Scotland’s routemap to net zero has shortfalls, but all parties, people and business must pull together to achieve the brightest future for everyone, campaigners say.
Scotland’s climate coalition says Scotland’s new routemap for cancelling out greenhouse gas emissions does not reach its full potential, despite years of advice and consultation, campaigners warn.
After analysing the final Climate Change Plan, members of Stop Climate Chaos Scotland, a coalition of more than 70 organisations united to tackle climate change, say the decarbonisation pathway falls short in a number of crucial areas, including transport, home heating and agriculture, and pins too much hope on negative emissions technology (NETs).

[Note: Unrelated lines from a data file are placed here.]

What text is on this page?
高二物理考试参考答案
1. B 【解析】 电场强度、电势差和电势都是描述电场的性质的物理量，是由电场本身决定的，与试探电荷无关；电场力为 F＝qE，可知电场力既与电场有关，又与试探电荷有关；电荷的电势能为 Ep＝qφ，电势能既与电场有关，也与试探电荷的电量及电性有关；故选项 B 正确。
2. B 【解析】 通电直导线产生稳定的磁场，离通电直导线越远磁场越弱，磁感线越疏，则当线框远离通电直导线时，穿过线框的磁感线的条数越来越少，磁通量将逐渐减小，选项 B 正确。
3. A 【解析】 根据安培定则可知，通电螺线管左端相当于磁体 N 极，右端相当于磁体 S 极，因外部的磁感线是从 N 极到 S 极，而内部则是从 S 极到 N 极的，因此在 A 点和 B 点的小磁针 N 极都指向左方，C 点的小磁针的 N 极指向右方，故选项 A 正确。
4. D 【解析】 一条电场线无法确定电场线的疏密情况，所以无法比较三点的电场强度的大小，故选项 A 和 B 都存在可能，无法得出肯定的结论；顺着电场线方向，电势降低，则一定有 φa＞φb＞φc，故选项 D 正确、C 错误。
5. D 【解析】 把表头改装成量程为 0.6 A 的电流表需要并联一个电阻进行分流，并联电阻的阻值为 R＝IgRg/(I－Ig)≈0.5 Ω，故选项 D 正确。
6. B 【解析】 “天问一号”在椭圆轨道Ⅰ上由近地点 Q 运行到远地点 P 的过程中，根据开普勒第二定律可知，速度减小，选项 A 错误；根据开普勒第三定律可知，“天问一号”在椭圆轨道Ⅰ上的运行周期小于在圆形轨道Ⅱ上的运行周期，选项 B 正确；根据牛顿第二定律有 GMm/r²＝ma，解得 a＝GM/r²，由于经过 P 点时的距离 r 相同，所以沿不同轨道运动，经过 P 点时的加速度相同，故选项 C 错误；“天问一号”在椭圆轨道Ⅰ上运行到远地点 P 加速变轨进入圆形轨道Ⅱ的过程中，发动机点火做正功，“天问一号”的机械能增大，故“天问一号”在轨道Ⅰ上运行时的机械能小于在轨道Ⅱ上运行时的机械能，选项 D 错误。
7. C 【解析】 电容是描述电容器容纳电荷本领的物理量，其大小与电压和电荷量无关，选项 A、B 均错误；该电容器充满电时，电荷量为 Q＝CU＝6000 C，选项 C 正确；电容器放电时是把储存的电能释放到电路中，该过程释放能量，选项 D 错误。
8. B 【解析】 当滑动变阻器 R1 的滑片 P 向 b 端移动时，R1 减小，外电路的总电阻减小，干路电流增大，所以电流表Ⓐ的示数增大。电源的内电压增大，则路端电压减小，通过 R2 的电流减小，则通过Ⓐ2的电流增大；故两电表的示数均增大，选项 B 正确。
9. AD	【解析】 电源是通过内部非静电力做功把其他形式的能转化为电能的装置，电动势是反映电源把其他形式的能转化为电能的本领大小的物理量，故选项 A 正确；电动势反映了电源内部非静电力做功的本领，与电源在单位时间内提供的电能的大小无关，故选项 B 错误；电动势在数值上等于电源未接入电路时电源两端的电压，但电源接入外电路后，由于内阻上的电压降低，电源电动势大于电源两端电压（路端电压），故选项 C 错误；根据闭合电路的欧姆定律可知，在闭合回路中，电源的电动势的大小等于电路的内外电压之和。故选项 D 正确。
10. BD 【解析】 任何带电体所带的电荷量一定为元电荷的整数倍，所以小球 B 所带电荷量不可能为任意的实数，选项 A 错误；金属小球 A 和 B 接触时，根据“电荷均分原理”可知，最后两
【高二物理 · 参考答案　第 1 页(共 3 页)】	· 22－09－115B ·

Dr Mike Robinson, chair of Stop Climate Chaos Scotland, said:
‘The new plan shows a ‘credible’ pathway for about 80% of the journey to net zero at best, but it still leaves a gaping hole for the remaining 20%. This needs to be addressed, and soon, but the priority now has to be on action.
It also relies too heavily on expensive, unproven, hi-tech fixes as a last-minute, fingers-crossed approach to emissions cuts.
We want homes that are warmer and cheaper to run, better public transport, more resilient jobs and a safer, fairer, healthier and more robust future for all for Scots.
We can still achieve this, but greater efforts will be needed to make up for the plan’s various shortcomings – particularly in agriculture, housing and transport – and create a more realistic routemap that can deliver 100% of what is needed.
This is going to take hard work, and fast. The next Scottish Government must turn commitments into action and ramp up delivery, or time to act will run out. And we need every sector of society to get behind Scotland’s climate plan, even with its inadequacies.
We’ve seen very little progress over the last five years. We can’t afford to lose another five.’
Now we need decisive action – and, above all else, urgency.